Marius Lindback has made headlines in Norway for the past week, after the 21-year-old from Rælingen made some spectacular ski jumps during the annual competition in the Alps known as Hoppuka. The 21-year-old almost ended up winning the top prize and claimed to be thrilled with his second-place finish.
“I have practiced so much, training on both basic jumps and good technique,” Lindback told state broadcaster NRK as he tried to explain how he became of the comet of the competition. “I’m thrilled that I managed so many good jumps during the tournament. It means a lot.”
It also meant a lot to Norway’s entire national ski jumping team, which has been hit hard by injuries and, most seriously, by how former ski jumper and current team official Bjørn Einar Romøren is battling cancer and had to undergo chemotherapy as Hoppuka started. He’s fighting the biggest battle of them all.
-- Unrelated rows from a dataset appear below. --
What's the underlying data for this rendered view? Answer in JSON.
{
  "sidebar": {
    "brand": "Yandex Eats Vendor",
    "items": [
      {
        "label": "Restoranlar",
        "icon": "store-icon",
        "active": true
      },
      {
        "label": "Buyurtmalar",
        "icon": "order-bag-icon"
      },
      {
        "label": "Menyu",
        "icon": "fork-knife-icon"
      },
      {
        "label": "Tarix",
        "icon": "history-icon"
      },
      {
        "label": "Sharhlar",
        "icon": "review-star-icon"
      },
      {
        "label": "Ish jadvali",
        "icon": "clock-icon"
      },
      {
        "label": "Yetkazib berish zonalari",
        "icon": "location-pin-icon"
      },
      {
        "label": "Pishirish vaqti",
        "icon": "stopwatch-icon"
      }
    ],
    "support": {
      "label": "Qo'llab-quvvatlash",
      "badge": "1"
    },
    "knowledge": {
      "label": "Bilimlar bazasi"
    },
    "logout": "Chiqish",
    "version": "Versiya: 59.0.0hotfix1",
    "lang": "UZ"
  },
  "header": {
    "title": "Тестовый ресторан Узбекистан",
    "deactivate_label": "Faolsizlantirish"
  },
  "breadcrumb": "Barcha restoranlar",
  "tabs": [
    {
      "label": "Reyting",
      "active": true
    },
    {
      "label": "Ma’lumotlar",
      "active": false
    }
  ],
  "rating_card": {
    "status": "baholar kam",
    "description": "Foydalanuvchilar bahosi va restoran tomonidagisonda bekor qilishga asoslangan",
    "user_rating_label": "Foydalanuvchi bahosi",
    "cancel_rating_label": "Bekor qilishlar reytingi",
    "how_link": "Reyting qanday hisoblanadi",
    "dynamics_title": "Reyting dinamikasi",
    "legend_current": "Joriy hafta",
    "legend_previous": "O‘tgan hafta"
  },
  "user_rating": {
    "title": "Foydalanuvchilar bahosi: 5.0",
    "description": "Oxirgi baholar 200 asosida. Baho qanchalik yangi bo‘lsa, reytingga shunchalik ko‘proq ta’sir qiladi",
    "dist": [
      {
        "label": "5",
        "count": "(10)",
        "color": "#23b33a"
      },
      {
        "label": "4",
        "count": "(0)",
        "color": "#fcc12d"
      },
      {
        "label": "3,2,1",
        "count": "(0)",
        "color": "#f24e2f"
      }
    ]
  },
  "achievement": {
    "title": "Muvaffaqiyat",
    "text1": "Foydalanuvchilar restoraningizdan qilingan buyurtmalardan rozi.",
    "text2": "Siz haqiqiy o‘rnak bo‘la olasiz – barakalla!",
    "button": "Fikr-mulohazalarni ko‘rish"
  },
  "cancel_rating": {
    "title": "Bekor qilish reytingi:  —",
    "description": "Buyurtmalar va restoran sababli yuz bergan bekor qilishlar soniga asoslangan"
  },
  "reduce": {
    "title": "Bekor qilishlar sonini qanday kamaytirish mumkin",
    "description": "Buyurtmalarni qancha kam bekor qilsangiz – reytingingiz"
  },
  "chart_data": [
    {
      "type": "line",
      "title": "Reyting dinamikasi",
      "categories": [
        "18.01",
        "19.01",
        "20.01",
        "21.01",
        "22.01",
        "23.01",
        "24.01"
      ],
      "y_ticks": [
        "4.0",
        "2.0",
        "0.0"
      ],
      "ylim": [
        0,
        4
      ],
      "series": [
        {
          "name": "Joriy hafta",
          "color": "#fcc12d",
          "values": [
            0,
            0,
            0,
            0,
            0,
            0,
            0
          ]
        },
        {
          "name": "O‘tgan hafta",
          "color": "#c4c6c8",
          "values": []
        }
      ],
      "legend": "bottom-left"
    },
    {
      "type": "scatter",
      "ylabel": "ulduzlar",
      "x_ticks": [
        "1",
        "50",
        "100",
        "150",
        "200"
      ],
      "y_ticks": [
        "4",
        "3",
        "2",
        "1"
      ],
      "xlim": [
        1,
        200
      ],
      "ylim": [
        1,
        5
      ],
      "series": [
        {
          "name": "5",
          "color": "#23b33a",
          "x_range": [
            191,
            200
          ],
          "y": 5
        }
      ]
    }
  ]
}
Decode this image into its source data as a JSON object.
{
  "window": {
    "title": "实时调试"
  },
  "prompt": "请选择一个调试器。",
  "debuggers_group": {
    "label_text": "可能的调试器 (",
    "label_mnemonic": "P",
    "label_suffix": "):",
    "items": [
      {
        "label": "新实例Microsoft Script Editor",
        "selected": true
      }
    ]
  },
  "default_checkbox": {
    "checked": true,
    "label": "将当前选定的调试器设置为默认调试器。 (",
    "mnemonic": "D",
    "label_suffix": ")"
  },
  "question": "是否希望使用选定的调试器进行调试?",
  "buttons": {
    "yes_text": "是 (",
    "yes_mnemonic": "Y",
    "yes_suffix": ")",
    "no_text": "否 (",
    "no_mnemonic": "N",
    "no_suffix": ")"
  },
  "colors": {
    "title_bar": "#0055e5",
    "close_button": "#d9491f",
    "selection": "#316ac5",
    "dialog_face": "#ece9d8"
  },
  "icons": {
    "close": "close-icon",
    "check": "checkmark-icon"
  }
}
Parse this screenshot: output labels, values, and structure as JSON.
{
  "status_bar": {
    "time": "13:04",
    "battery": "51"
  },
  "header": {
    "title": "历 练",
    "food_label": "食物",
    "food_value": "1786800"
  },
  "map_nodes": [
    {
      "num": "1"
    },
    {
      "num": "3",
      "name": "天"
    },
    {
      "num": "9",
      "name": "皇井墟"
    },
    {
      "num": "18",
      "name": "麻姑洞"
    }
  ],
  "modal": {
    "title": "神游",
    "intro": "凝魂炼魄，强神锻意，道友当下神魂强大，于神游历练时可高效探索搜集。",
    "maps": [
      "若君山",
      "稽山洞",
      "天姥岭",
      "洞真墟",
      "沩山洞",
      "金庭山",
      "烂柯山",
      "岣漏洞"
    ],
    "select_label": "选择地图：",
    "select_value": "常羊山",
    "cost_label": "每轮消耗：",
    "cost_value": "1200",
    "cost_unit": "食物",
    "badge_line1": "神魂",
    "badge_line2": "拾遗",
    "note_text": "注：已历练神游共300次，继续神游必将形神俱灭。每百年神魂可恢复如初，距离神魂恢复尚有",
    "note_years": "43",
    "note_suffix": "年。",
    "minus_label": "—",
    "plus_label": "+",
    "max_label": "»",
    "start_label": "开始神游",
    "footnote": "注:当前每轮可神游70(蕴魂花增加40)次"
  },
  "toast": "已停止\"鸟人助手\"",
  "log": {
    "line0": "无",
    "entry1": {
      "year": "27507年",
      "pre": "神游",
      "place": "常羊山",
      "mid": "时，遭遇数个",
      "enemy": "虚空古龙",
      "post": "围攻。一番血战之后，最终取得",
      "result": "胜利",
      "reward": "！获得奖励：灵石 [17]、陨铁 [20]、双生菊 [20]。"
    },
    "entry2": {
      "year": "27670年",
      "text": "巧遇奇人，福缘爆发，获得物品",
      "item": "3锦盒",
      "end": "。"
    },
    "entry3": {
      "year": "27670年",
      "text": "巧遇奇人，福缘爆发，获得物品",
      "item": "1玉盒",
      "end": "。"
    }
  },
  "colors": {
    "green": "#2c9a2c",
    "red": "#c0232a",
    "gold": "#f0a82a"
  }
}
“There have been so many challenges in the past year,” national team coach Alexander Stöckl told newspaper Aftenposten last week. “We have to stand together as a team and tackle each challenge.”
Clas Brede Bråthen, head of the Norwegian ski federation’s ski jumping division, was already jubilant when Lindvik landed beautifully last Thursday and soared to the top of the standings while in Innsbruck. Lindvik’s performance was viewed as a victory for the whole team, and then he kept on jumping well as the competition moved on to other venues before finally ending in Bischofshofen on Monday.
Lindvik ended in third place on the last day of the tournament, with jumps of 139- and 137 meters. Dawid Kubacki of Poland was best, however, at 143 meters, followed by Karl Geiger of Tyskland at 140 meters after the first round. In the end, however, Lindvik’s jumps and points left him edging out Geiger and winding up second in the overall tournament standings behind Kubacki.
It remains Norway’s best presentation since Anders Jacobsen did the same at Hoppuka in the 2012-2013 season. Now the rest of the team is keen to learn from the junior Lindvik.
“This is what I get up every morning to do, every single day, to become the world’s best ski jumper,” Lindvik told NRK. “I guess you can call this a breakthrough.”